Anayasa Mahkemesi, ferdi başvuruyu açıkça destekten mahrum olması nedeniyle kabul edilemez buldu.
Yüksek Mahkemenin münasebetinde, yargılama sürecinde mahallî mahkemenin ret münasebetini, “atamaya ait sürecin hayatın olağan akışı gereği on yedi yıldan daha erken, makul bir müddet içerisinde öğrenilmesi gerektiği ve taleplerin de bu öğrenmenin akabinde yapılması gerektiği” yorumu üzerine kurduğu belirtildi.
– “İdare Mahkemesi kararının temelsiz olduğu söylenemez”
Yönetim Mahkemesinin ayrıyeten, atama sürecinden müracaatçının haberdar edilip edilmediğine ait gerekli araştırmaları yaptığı, Bakanlıktan ve ÖSYM’den mevzuya ait bilgi, doküman istediği aktarılan münasebette, fakat ortadan geçen uzun müddet dikkate alındığında ilgili evrakların bildiri edildiğine dair doküman sunulamadığı kaydedildi.
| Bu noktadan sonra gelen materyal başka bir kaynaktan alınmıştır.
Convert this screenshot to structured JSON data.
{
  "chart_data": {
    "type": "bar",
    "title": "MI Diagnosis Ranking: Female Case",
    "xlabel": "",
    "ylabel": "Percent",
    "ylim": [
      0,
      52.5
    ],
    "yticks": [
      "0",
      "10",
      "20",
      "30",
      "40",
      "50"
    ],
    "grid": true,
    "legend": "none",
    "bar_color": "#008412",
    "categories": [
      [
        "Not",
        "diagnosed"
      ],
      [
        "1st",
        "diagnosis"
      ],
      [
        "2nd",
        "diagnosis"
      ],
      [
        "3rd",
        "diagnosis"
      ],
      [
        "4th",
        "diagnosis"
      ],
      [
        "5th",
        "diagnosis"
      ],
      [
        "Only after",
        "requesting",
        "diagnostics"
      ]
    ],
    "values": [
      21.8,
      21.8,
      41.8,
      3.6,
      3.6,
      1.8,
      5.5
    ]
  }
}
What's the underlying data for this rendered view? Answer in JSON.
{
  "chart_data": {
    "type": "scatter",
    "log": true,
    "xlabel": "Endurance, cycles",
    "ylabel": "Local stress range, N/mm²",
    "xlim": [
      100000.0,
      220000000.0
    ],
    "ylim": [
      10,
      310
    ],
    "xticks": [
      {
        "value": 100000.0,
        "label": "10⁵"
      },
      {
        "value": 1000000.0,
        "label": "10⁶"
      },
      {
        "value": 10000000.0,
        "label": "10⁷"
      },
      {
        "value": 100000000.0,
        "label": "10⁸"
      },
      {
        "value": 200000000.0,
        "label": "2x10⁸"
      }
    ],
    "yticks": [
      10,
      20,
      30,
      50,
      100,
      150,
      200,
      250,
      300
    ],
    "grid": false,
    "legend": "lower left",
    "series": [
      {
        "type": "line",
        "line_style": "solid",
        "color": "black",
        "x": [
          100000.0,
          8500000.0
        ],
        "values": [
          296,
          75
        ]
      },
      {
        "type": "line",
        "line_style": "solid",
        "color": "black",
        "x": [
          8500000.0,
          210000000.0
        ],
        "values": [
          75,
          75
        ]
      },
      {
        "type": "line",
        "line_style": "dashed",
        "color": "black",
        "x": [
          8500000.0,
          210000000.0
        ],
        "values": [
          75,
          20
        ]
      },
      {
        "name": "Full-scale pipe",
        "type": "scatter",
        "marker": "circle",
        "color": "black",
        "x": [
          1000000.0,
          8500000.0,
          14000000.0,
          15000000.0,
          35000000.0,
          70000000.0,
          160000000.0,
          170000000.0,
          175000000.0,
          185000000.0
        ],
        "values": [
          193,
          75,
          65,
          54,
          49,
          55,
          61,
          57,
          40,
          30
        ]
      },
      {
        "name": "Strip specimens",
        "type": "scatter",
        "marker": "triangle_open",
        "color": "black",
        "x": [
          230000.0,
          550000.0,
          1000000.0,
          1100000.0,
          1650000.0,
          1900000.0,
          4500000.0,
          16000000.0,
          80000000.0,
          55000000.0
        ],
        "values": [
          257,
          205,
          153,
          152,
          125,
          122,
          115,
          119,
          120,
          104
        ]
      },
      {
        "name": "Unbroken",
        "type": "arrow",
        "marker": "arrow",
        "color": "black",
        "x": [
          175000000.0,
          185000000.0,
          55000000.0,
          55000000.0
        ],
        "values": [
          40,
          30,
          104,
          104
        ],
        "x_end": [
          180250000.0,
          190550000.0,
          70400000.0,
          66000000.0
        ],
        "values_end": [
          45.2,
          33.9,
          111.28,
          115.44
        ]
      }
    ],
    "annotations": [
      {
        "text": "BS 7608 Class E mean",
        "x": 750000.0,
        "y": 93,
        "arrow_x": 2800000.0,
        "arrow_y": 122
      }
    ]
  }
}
Anayasa Mahkemesinin münasebetinde, şu tespitler yapıldı:
“Başvurucunun dava ve müracaatlarını takip etmek için gerekli ihtimamı gösterme yükümlülüğü vardır. Müracaatçının itina yükümlülüğü kapsamında girdiği imtihanın ve tercihlerinin sonucunu da takip etmesi beklenir. Bu bağlamda olay ve olgular kısmında aktarılan konular dikkate alındığında mahkeme kararında yer verilen tespit ve türel desteklerin temelsiz olduğu söylenemez. Müracaatçının imtihan sonrası yaptığı tercihlerin sonucunu on yedi yıl sonra tesadüfen öğrenmiş ve buna ait dava açmış olması dikkate alındığında mahkemenin yorumunun öngörülemez olmadığı ve müracaatçının ilgili sürece yönelik dava yoluna müracaat için kâfi mühlet ve imkana sahip olduğu görülmektedir.
Bu durumda derece mahkemesinin gerek uyuşmazlık konusu olguyu gerekse bu olgudan hareketle dava açma müddetinin hesaplanma yöntemini, mühletin başlatılacağı tarihi belirlemesiyle ilgili yorumunun ve mevzuata dair değerlendirmesinin öngörülemez nitelikte olmadığı ve müracaatçının dava açmasını çok derecede zorlaştıracak ya da imkansız kılacak nitelikte katı bir yaklaşım içermediği sonucuna varılmıştır. Buna nazaran müracaatçının mahkemeye erişim hakkına yönelik müdahalenin ölçülü olduğu, hasebiyle belirtilen şikayet bağlamında mahkemeye erişim hakkına yönelik bir ihlalin olmadığının açık olduğu anlaşılmıştır. Açıklanan münasebetlerle müracaatın açıkça destekten mahrum olması nedeniyle kabul edilemez olduğuna karar verilmesi gerekir.”